AGI and computers won’t be beholden to such constraints. They will be able to imagine a chiliagon just as easily as they will a pentagon, which is simply inconceivable for humans to do.
Conclusion
Our species has developed imagination through millions of years of evolution. While most nonhuman mammals can involuntarily imagine things that don't exist or haven't happened during REM sleep, only humans can intentionally create new objects and scenarios in their minds through prefrontal synthesis.
When did our species develop the ability for prefrontal synthesis? Artifacts dated earlier than 70,000 years ago could have been created by individuals without this capability. However, starting around 70,000 years ago, we see clear evidence of it: composite figurative objects like the lion-man, bone needles with eyes, bows and arrows, musical instruments, constructed shelters, and adorned burials that imply beliefs in an afterlife.
AI is still in the involuntarily imagination phase.
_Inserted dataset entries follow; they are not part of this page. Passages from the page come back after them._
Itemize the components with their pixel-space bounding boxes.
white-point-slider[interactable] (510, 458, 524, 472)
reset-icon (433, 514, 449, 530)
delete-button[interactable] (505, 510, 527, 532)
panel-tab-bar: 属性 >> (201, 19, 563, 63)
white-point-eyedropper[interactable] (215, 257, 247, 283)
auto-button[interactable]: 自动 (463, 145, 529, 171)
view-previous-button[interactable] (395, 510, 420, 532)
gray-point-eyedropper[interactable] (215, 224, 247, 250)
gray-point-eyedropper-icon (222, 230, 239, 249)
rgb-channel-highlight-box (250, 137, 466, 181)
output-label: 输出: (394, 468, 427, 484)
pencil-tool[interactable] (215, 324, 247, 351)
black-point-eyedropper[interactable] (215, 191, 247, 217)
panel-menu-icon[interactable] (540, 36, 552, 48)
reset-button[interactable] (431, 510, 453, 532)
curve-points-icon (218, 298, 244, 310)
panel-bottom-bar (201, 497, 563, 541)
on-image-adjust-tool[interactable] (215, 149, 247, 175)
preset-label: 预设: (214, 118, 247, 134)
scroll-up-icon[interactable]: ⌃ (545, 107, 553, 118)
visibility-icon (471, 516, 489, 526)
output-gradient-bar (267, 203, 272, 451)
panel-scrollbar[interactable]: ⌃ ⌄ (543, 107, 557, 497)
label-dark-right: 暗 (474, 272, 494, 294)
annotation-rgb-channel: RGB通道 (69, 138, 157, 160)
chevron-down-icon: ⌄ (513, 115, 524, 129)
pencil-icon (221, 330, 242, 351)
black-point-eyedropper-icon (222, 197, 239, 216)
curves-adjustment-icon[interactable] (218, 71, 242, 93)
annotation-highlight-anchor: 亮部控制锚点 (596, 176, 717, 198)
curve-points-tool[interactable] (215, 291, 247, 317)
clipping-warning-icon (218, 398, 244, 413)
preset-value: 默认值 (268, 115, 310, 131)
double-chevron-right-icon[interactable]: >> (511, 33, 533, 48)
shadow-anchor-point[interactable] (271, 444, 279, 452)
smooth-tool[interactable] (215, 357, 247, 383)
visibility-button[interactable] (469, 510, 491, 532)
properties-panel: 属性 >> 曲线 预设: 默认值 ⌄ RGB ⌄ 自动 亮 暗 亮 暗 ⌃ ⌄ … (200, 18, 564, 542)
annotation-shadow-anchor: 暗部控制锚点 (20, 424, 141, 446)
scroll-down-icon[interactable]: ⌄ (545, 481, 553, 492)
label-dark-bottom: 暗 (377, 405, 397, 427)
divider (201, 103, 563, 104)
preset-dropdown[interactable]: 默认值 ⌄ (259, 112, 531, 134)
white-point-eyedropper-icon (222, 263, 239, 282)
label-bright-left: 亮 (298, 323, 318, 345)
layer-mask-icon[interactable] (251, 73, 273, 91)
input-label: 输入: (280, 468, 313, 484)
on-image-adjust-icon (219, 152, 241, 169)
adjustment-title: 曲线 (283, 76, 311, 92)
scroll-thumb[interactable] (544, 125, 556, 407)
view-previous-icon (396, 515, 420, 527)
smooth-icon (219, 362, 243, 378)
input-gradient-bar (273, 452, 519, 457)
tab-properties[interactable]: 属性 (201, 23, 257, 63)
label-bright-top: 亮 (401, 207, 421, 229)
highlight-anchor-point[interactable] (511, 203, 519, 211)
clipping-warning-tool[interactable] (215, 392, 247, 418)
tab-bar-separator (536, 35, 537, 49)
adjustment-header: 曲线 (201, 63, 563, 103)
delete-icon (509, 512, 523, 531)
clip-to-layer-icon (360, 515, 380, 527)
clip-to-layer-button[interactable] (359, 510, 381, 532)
The difference between voluntary imagination and involuntary imagination is analogous to the difference between voluntary muscle control and muscle spasm.
AI models do not imagine on purpose, rather require an external trigger (prompted instruction), which they understand as a series of tokens that they react to based on an incredible corpus of data that helps models pattern-match and predict which tokens come next. Natural Language Processing translates these tokens one-by-one to and from natural language to form a coherent input and output to these models.
This is not imagination in the sense as we know it. It is a reflex. It is programmed to its nature, much like how humans involuntarily kick out our leg when we’re hit in the patellar (knee) reflex.
But what happens when AI transitions from reflexive, involuntary responses to voluntary imagination? The trajectory of innovation will fundamentally shift.
For 70,000 years, human imagination has been the engine behind progress — from the creation of tools and art to complex societal systems. Our ability to voluntarily synthesize experiences, ideas, and knowledge has allowed us to conceive and shape the future. Yet, this imaginative capacity is constrained by the limits of our cognition, memory, and lived experience.
AI, on the other hand, is poised to break these constraints. As AI systems advance in their ability to store memory, synthesize vast datasets, and develop contextual "lived" experience, they will move beyond reactive outputs and towards genuine imaginative synthesis. In doing so, AI could achieve something akin to prefrontal synthesis, generating novel concepts, innovations, and possibilities far beyond human capability.
This transition will not only redefine what is conceivable but will also expand the boundaries of innovation. No longer limited by the confines of human memory, AI-driven imagination could create solutions and ideas that are currently inconceivable to us. The future will be shaped not by the limits of human thought, but by an unprecedented collaboration between human and artificial imaginations.
In this new paradigm, our role shifts. Rather than solely driving innovation, we may become curators, collaborators, and guides, helping steer AI-generated possibilities toward meaningful outcomes. To prepare for this future, we must remain open to the inconceivable, to ideas like MWI that sound like science fiction, and embrace a world where the boundaries of imagination are no longer confined to human minds.
In the end, the next frontier of innovation may not be what we can imagine, but what we can imagine with AI.